Since there are 3 annotations per each sequence, the same sequence will be evaluated multiple times, starting from different annotated scribbles.

The user must run their model to perform a prediction of the masks for the entire sequence, starting from the given scribble. As timing is important, the time taken to perform this prediction is measured. Once the user has made the prediction and submited their results, a new set of scribbles for this sequence will be returned, simulating human interaction. The returned annotation is an additional set of scribbles on the frame where the prediction failed the most (i.e. worst Jaccard score). These annotations are performed automatically, simulating human behaviour.

The following images show an example. The method makes a prediction, given the scribbles from the previous iteration(s) (left). Once the results are submitted, there are evaluated, and an additional set of scribbles is generated (right). The robot focuses on the zones where the error in prediction is the highest and tries to give feedback, as a human would do.

The additional annotation given to the user should be used again by its model to perform a new prediction of the masks. This procedure will be repeated until a maximum number of interactions or a timeout is reached. The timeout is proportional to the number of objects in the sequence.


If the maximum number of interactions is set to 8, and the timeout to perform all interactions is 240s, this leads to a maximum time of 30 seconds per interaction. However, the timeout is proportional to the number of objects in the sequence. Thus the timeout for a sequence with a single object (eg. blackswan) will be 30s per interaction, while for a sequence with 10 objects (eg. salsa) the limit is set to 300s. This behaviour favours models for which the prediction time is proportional to the number of objects in the sequence.


This framework also provides the possibility to evaluate the methods locally. Local evaluation is possible only for the train and val subsets.



The remote evaluation server for the Challenge is unavailable until the next edition.

In order to submit results to the Interactive Challenge, the frameworks allows to evaluate models agains a remote server. For remote evaluation, only the test-dev subset will be available and the results will be used for ranking in the challenge.

In order to participate to the challenge a registration is required. To register, please go to and fill in the form with your information. A mail will be sent to the provided email with a user key required for the remote evaluation. This key should be put in your code in order to identify every user.

In addition, when the evaluation session is finished and a global sumary of the session is generated, a session ID will be given to the user. This session ID will allow the user identify its run and match them in the leaderboard.

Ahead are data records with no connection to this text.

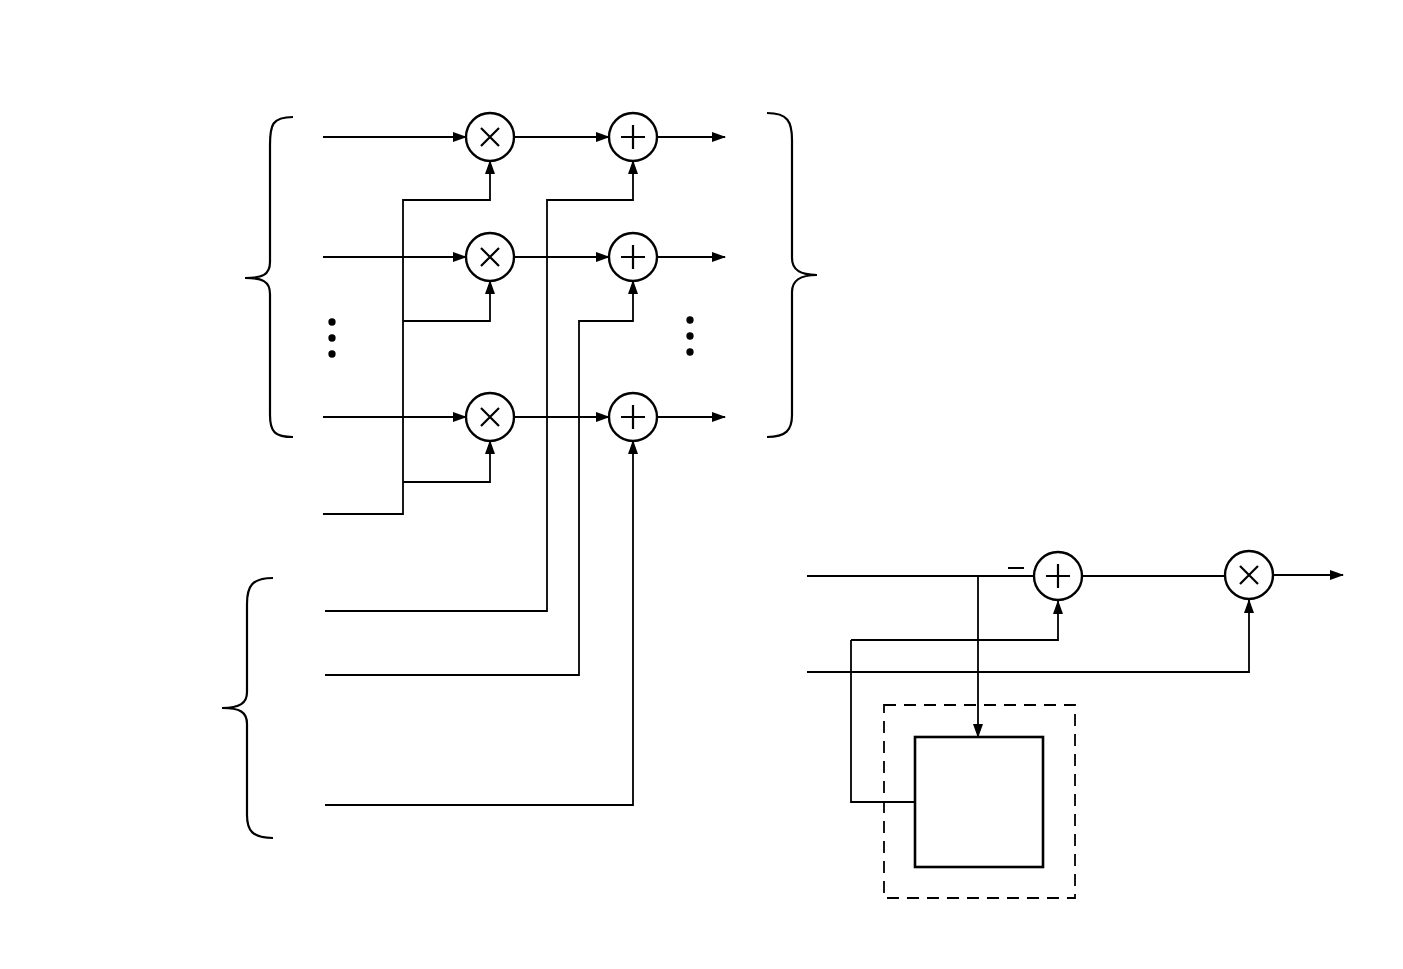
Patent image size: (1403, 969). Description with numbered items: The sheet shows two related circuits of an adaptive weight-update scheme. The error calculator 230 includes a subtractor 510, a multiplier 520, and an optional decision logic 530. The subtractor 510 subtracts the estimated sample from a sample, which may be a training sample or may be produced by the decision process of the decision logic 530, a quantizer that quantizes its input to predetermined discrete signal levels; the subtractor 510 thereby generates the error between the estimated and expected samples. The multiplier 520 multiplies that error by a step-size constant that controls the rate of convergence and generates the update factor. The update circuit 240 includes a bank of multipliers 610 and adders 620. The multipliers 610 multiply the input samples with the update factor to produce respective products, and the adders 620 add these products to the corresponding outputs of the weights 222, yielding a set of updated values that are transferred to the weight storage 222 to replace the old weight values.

In FIG. 6, the update circuit 240 is at (924, 166).
In FIG. 6, the error calculator 230 is at (325, 363).
In FIG. 5, the error calculator 230 is at (1278, 470).
In FIG. 6, the weight storage 222 is at (538, 475).
In FIG. 6, the multipliers 610 is at (490, 113).
In FIG. 6, the adders 620 is at (633, 113).
In FIG. 5, the subtractor 510 is at (1058, 551).
In FIG. 5, the multiplier 520 is at (1249, 551).
In FIG. 5, the decision logic 530 is at (1012, 737).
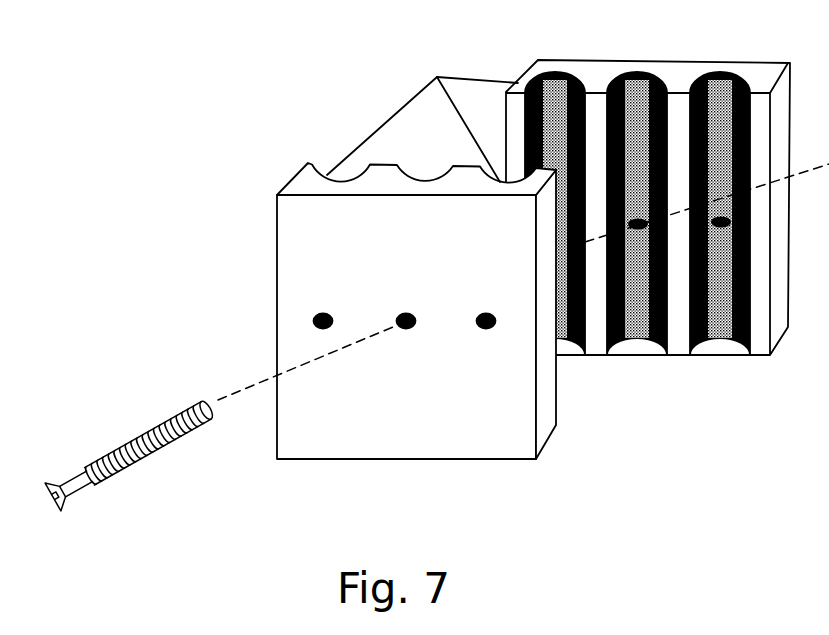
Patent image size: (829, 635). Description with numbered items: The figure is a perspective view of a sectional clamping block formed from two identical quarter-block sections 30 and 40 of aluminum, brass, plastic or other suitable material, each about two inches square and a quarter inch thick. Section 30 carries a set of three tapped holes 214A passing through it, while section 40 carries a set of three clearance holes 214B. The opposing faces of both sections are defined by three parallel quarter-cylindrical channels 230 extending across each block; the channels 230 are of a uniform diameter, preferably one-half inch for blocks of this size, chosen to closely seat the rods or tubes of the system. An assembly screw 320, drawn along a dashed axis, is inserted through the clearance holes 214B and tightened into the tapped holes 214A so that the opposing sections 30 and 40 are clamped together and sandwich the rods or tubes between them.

The sectional unit 30 is at (413, 247).
The sectional unit 40 is at (401, 99).
The quarter-cylindrical channels 230 is at (392, 98).
The tapped holes 214A is at (406, 321).
The clearance holes 214B is at (723, 228).
The assembly screw 320 is at (85, 468).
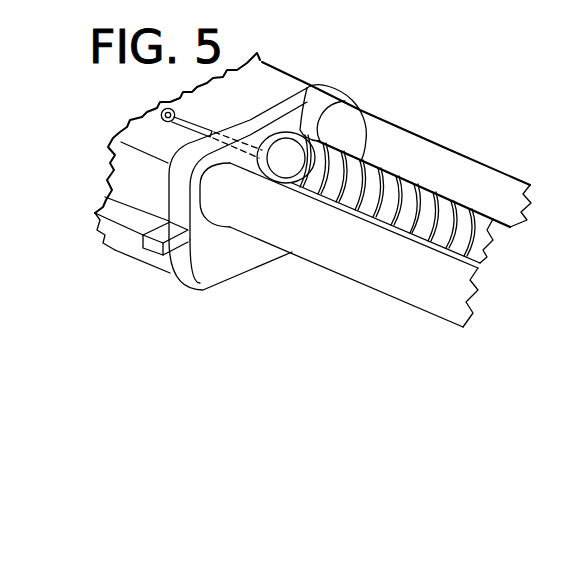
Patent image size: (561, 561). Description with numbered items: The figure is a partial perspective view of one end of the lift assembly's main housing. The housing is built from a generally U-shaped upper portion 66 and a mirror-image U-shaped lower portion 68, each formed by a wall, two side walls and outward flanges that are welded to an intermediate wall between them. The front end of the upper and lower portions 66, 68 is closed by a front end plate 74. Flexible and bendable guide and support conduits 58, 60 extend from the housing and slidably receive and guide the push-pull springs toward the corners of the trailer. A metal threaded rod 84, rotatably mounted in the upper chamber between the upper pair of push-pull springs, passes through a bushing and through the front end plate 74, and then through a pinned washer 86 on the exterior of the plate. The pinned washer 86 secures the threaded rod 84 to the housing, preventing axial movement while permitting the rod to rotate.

The guide and support conduit 58 is at (330, 270).
The guide and support conduit 60 is at (392, 120).
The upper portion 66 is at (260, 82).
The lower portion 68 is at (157, 263).
The front end plate 74 is at (232, 262).
The threaded rod 84 is at (450, 227).
The pinned washer 86 is at (308, 88).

The main metric used to evaluate the predicted masks is the Jaccard similarity. The time that each method takes to make a prediction is also taken into account. The average jaccard for all objects and for all starting scribbles will be reported in every interaction. We are aware that some models may hit the timeout and not reach the maximum number of interactions. In this case, for every sample with missing interactions, the evaluation of these particular interactions will be the same as the last interaction performed with 0 time cost.

In the end, a curve showing Jaccard as a function of Accumulated Time will be generated. In the following example you can see an example of how the curve looks like for a baseline method Scribble-OSVOS:

Given this curve, two parameters will be extracted to rank the user's models in order to compare them:

  • AUC: Area under the curve. The area under the previous curve will be computed and normalized by the total available time.

  • \mathcal{J}_{60s}: Jaccard at 60 seconds. This metric will be computed performing a interpolation of the previous curve at 60 seconds. This will encourage the users to implement and test fast models capable of giving good predictions in a short time.